Pantin survived the 1990 Jamaat al Muslimeen coup attempt and terrorist attack, in which he and other employees of the Trinidad and Tobago Television (TTT) station were held hostage for six days.
[2] He studied at Fatima College, a Roman Catholic secondary school in Port of Spain, and received his diploma in journalism from the Thomson Foundation in Cardiff, Wales.
[3] Pantin wrote the screenplay for the 1974 Trinidadian film, Bim, which was directed by Hugh A. Robertson and starred Ralph Maraj.
[2] On July 27, 1990, Pantin and his colleagues were working at the Trinidad and Tobago Television headquartered when the station was attacked by members of Jamaat al Muslimeen who were attempting to stage a coup.

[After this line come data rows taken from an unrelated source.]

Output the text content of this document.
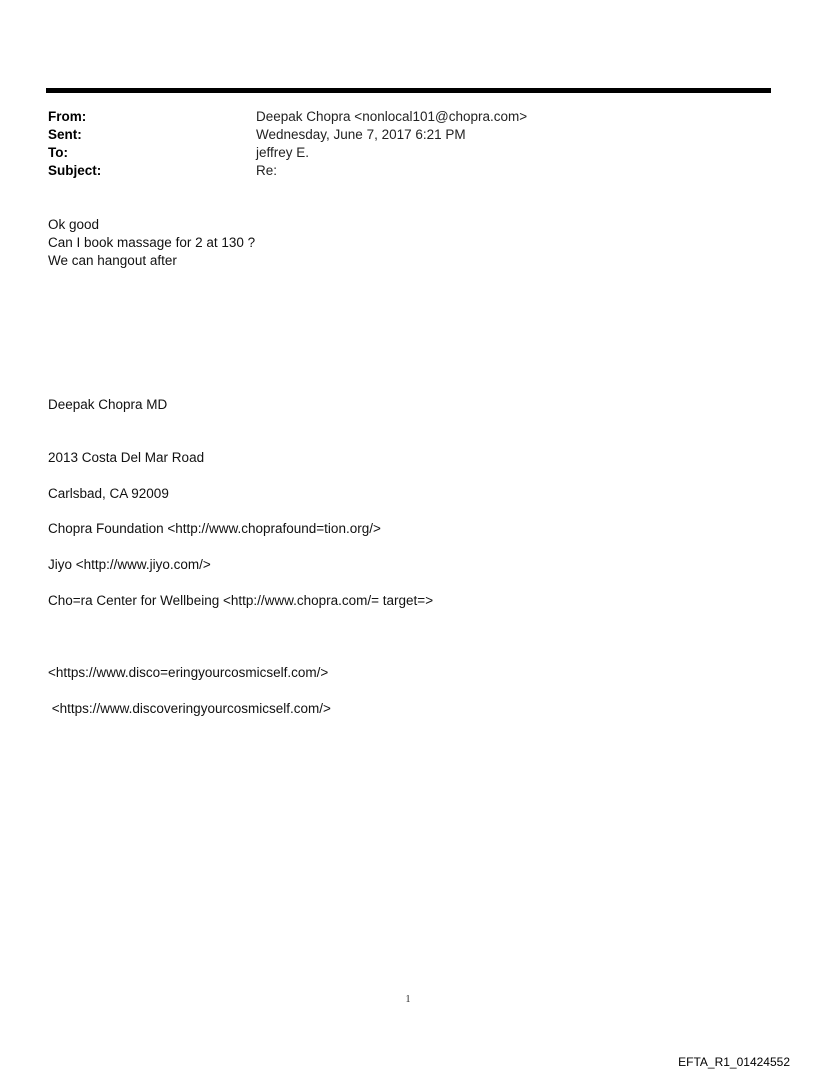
From:	Deepak Chopra <nonlocal101@chopra.com>
Sent:	Wednesday, June 7, 2017 6:21 PM
To:	jeffrey E.
Subject:	Re:
Ok good
Can I book massage for 2 at 130 ?
We can hangout after
Deepak Chopra MD
2013 Costa Del Mar Road
Carlsbad, CA 92009
Chopra Foundation <http://www.choprafound=tion.org/>
Jiyo <http://www.jiyo.com/>
Cho=ra Center for Wellbeing <http://www.chopra.com/= target=>
<https://www.disco=eringyourcosmicself.com/>
<https://www.discoveringyourcosmicself.com/>
1
EFTA_R1_01424552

[2] Pantin and the other captures TTT employees were held hostage in the building by Jamaat al Muslimeen for six days and five nights.

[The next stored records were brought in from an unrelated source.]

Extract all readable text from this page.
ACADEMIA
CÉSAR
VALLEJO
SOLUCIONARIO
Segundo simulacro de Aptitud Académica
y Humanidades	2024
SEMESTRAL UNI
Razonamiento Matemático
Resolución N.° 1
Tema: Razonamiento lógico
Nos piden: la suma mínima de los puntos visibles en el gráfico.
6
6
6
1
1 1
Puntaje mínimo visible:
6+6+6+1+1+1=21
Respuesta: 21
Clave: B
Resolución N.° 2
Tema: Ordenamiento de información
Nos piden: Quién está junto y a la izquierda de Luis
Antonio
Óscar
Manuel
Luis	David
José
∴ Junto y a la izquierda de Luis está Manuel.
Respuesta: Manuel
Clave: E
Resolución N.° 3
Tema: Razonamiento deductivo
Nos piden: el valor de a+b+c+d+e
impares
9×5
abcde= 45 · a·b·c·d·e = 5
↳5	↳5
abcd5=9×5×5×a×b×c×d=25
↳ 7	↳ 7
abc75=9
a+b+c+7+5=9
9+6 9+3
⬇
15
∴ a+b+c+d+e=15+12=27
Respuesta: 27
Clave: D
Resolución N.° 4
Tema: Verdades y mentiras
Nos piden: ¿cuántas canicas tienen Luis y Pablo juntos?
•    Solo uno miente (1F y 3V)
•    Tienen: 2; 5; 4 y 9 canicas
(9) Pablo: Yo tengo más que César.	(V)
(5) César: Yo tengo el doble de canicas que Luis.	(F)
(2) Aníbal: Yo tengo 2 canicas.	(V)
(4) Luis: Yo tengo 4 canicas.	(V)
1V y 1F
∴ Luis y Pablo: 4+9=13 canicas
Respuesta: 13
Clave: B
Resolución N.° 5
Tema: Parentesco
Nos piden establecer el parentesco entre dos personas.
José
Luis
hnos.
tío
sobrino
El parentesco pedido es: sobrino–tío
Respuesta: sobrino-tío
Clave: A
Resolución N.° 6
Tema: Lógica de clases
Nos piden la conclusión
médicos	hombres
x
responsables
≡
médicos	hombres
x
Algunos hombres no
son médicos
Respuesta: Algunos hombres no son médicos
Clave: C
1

In his book, "Days of Wrath: The 1990 Coup in Trinidad and Tobago," Pantin recalled his reaction to the first moments of the attack, "“I fought to control the tears, feeling sorry for myself and for Trinidad, the place I had grown up in and known, or thought I had known, and loved...I was overwhelmed by it all, fearful that this beautiful island, this extraordinary country of great intellectuals, poets, artists and everyday work people had been assaulted, brutalised, soiled – like the TTT building which seven days ago had been just a normal place to work."